I particularly liked these fearsome ancient Yorkies.

The Reverend Oliver (no relation) here looking suitably imperious as Constantine - the pageant took place in the York Museum Gardens amongst the ruins of St Mary's Abbey.

The current Jorvik centre would no doubt despair that viking King Harald Hardrada's helmet has wings on it (it seems their main purpose in life to disabuse visitors of this fallacy) - but Mr Jackson who was playing him looks happy enough!

The costumes look pretty fabulous - as do the hair and beards!

This year the medieval York Mystery plays are on, they run on a four year cycle. Whilst the current sequence of performances didn't start in 1909, there was a scene in the pageant representing the guilds enacting one of the plays.

The guild banners that were made for the 1909 pageant now hang in the Merchant Adventurer's Hall in the city, adding yet another layer of historical 'recreation'.

The commemorative brochures were keen to promote the pageant sponsors and various committee members. You can't help feeling everyone was having a grand time.

This was Louis Napoleon Parker, the 'Pageant Master' - who had played a big part in launching the craze for community Pageants when he had created the Sherborne Pageant in 1905.
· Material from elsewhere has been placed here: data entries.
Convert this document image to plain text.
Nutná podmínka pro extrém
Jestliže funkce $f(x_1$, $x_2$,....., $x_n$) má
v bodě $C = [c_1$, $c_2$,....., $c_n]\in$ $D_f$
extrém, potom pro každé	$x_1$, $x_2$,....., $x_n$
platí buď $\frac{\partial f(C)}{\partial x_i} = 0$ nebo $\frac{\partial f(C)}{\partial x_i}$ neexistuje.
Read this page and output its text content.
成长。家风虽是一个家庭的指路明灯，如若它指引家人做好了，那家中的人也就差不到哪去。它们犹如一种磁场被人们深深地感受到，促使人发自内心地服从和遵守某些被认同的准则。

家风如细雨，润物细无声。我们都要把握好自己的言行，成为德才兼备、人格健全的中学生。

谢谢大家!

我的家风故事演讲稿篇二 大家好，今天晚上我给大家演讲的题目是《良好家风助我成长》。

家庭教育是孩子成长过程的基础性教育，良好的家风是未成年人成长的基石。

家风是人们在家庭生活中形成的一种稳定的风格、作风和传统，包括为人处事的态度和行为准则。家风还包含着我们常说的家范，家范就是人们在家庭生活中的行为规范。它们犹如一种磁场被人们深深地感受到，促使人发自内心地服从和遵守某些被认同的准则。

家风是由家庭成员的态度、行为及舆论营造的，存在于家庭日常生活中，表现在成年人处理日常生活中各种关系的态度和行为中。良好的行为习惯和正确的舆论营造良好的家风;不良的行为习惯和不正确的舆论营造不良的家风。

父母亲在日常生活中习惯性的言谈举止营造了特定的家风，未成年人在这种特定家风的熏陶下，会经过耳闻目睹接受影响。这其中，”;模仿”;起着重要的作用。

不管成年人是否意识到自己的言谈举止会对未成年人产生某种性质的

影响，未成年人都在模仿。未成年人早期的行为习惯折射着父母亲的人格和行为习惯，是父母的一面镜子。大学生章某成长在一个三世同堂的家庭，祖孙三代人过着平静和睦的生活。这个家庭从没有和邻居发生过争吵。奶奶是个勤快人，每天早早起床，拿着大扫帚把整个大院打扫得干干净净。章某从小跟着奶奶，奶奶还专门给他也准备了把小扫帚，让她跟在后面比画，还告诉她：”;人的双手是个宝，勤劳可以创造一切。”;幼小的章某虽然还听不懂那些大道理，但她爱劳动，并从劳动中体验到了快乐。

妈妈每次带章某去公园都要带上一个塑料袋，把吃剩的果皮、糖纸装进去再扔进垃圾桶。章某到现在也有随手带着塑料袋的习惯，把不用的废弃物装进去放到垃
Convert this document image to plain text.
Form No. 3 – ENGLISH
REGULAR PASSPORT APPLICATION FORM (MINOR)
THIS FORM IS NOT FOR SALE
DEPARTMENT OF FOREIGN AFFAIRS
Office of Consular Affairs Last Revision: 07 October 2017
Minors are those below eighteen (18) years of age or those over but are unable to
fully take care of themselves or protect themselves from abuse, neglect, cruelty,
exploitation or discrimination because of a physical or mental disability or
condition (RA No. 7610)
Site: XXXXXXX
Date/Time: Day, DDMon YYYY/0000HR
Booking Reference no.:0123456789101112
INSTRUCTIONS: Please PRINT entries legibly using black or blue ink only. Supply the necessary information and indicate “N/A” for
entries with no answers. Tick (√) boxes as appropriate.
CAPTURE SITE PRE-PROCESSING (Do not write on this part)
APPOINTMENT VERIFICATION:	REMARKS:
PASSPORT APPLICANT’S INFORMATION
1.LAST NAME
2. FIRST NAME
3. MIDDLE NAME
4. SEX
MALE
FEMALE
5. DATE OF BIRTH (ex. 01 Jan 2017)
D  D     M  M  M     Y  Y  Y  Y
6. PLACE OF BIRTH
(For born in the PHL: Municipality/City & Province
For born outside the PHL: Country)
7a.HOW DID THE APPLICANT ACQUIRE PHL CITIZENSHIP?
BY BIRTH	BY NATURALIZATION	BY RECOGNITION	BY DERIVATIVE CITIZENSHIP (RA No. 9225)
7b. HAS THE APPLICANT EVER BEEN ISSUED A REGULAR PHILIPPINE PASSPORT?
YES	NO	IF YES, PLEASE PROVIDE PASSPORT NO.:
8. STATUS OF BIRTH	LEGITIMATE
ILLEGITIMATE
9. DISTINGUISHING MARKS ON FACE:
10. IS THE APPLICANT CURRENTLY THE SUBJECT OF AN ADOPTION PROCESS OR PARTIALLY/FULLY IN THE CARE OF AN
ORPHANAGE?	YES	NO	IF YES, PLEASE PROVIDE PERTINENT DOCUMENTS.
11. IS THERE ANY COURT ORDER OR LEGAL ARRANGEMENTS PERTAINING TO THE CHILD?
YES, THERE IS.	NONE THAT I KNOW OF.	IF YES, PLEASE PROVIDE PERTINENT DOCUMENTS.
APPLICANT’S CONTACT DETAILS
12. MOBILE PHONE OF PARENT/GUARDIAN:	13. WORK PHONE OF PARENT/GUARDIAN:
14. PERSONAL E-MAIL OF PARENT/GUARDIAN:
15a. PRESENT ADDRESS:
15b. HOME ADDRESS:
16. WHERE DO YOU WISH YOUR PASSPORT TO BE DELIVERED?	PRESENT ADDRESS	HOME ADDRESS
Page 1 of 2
This was his view on the York Pageant...

I thought I'd finish with this postcard, which shows the finale of the show in which York was celebrated by figures representing all the other global 'Yorks' (including 'New York'), I think there were about 17 in total.
Not just an example of the 'looking back' that the chapter emphasises - but also, I think, an attempt to foster ideas of a (very white!!) 'Greater Britain', linked together by common culture and roots.